Lifestyle

Due to Anti-Vaccination Conspiracy Theories, Measles Return to Croatia

By 19 February 2017

Vaccine exists, but some parents rather listen to conspiracy theories than to physicians.

Measles have returned to Croatia. A few days ago, a seven-month old boy from Brnaze near Sinj was diagnosed with measles. He got infected in a hospital in Split while staying in the same room with a child from Makarska area who was subsequently also diagnosed with measles. Other cases have been diagnosed in Zagreb as well, confirmed the Croatian Institute of Public Health. Two years ago, Croatia experienced a small-scale epidemic of the highly contagious viral disease, with about sixty people being infected, reports Večernji List on February 19, 2017.

Previously, the virus spread in hospitals in 2004 as well. In 2008, the disease spread among Roma children from migrant families and infected about 50 people. These were mostly unvaccinated children.
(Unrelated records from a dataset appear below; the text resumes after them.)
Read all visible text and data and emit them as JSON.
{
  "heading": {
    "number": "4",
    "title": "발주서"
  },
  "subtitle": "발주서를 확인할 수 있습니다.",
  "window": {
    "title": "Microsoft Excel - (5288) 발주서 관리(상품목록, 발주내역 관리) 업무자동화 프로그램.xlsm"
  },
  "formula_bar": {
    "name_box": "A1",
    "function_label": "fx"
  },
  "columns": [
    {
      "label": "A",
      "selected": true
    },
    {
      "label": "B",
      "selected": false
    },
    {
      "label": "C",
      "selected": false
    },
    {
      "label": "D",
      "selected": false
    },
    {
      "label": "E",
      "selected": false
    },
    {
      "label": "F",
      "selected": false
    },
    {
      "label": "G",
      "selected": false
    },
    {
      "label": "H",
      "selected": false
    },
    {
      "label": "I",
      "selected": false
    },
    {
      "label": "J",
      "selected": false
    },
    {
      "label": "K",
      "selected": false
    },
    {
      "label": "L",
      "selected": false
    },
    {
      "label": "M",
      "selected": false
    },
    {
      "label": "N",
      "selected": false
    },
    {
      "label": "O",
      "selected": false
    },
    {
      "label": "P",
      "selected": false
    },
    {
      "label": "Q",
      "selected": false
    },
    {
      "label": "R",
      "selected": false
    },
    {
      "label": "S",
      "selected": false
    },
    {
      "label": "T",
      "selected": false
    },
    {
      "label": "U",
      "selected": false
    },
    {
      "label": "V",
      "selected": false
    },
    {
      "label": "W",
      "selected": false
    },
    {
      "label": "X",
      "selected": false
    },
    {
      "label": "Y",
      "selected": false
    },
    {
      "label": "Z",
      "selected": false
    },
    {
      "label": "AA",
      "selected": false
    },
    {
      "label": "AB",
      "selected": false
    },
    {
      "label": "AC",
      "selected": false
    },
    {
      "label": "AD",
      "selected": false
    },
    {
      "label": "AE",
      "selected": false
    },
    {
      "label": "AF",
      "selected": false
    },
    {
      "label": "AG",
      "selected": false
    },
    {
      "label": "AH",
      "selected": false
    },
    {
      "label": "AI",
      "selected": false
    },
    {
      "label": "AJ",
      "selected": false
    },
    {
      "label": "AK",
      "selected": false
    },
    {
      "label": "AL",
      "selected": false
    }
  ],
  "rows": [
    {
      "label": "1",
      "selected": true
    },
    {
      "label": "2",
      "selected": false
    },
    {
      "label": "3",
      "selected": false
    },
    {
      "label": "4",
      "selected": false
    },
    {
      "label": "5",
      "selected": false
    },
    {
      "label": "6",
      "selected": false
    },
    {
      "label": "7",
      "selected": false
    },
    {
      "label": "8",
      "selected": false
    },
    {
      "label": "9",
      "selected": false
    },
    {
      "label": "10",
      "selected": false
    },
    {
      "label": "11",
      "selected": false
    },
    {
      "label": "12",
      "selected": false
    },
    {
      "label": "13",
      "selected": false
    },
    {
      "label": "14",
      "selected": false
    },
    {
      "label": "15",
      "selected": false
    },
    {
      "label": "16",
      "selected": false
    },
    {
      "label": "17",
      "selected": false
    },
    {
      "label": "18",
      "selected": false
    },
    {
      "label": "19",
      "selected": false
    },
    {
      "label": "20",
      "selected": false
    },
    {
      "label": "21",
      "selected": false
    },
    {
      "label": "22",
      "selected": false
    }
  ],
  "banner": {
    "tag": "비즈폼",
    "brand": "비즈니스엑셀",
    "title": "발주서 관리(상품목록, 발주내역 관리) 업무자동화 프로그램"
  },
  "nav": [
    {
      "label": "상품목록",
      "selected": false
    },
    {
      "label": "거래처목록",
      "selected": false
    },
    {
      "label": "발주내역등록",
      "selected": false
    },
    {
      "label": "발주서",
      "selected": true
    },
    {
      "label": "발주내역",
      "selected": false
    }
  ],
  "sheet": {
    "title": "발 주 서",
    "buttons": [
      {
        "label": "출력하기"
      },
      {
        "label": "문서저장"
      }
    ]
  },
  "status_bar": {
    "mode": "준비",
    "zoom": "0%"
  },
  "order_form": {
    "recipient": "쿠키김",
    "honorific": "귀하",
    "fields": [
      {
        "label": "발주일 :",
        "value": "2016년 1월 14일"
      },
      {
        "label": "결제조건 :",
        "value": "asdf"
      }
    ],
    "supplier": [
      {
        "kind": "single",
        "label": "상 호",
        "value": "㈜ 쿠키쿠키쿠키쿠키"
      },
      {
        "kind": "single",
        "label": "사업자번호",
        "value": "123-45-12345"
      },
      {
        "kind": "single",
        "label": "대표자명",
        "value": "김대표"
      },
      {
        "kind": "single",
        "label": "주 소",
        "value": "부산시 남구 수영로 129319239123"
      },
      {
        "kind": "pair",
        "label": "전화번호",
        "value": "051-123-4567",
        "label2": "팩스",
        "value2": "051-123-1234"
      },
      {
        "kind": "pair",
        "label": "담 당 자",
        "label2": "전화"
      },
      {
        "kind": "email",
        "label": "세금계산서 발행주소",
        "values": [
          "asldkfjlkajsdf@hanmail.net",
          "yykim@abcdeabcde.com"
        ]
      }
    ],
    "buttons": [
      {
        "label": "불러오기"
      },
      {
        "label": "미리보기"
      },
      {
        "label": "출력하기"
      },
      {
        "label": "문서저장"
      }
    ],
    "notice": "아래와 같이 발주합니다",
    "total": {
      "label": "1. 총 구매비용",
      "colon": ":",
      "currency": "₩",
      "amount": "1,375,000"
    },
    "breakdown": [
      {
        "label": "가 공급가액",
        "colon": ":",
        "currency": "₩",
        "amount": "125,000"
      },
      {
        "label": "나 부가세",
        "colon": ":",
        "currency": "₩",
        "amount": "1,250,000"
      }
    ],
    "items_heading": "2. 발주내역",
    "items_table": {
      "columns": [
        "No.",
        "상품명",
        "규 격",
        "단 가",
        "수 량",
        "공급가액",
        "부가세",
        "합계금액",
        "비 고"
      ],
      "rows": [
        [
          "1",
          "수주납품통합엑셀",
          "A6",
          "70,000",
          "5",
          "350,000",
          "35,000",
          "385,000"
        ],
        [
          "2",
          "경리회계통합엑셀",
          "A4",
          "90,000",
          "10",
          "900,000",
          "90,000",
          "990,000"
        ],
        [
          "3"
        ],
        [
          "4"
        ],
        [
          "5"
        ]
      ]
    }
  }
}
At the end of 2014, the virus was transferred from neighbouring Bosnia and Herzegovina, where the vaccination rate of the population is quite low and where that year there were 3,400 patients.

Measles outbreaks have been mostly confined to countries which have low vaccination rates, which has enabled the disease to spread, and the most recent cases of infection may be a sign of a new epidemic. “It is possible that in the coming weeks there will be an epidemic of measles, but that primarily depends on whether sensitive or non-immune persons were in contact with patients at the time while they were infectious”, said Bernard Kaić, an epidemiologist from the Croatian Institute of Public Health.

Physicians are repeatedly calling on parents to vaccinate their children and warn that expanding the circle of unvaccinated people is endangering small children and those who cannot receive the vaccine because of impaired immunity, for example, if they suffer from leukaemia. The first dose of the vaccine for measles, mumps, and rubella is given to children when they are one year old. During the first months of their lives, they are protected by antibodies produced by their vaccinated mothers.

In Croatia, the first dose of the vaccine is received by 94 percent of the population, while the second dose, which is given at the start of primary school, is received by 97 percent. The vaccination rate in Zagreb is around 95 percent, while the lowest rate is reported in Split-Dalmatia County. In recent years, it stood at 85 percent, and last year it further dropped to 81 percent.

“The coverage rate of vaccination against measles has been in a continuous slight decline in the last five years. However, it is still above 90 percent for the first dose. Coverage of the second dose has also been in a slight decline, but it is still above 95 percent. I cannot tell whether the anti-vaccination movement in Croatia is getting stronger or weaker, but my impression is that there is its growing presence on the internet”, said Kaić.

Many stories are spreading on the internet and they convince some parents not to vaccinate their children. There are unsubstantiated claims that the vaccine can cause autism, which strengthens the anti-vaccination movement. Conspiracy theorists accuse physicians and pharmacists of being a part of a supposed conspiracy. On the other hand, physicians have had enough and there is a growing number of them who decide against admitting children who have not been vaccinated, which means that their parents have to find another physician.

Precise data on measles in Croatia have been monitored since 1954. At the time when measles infected about 20,000 children annually, between ten and twenty children would die each year. The highest number of deaths was recorded in 1964, when 30 out of 14,866 patients died. Four years later, in 1968, compulsory vaccination was introduced, and in 1975 measles was officially eradicated. But now, in the 21st century, the disease has re-emerged.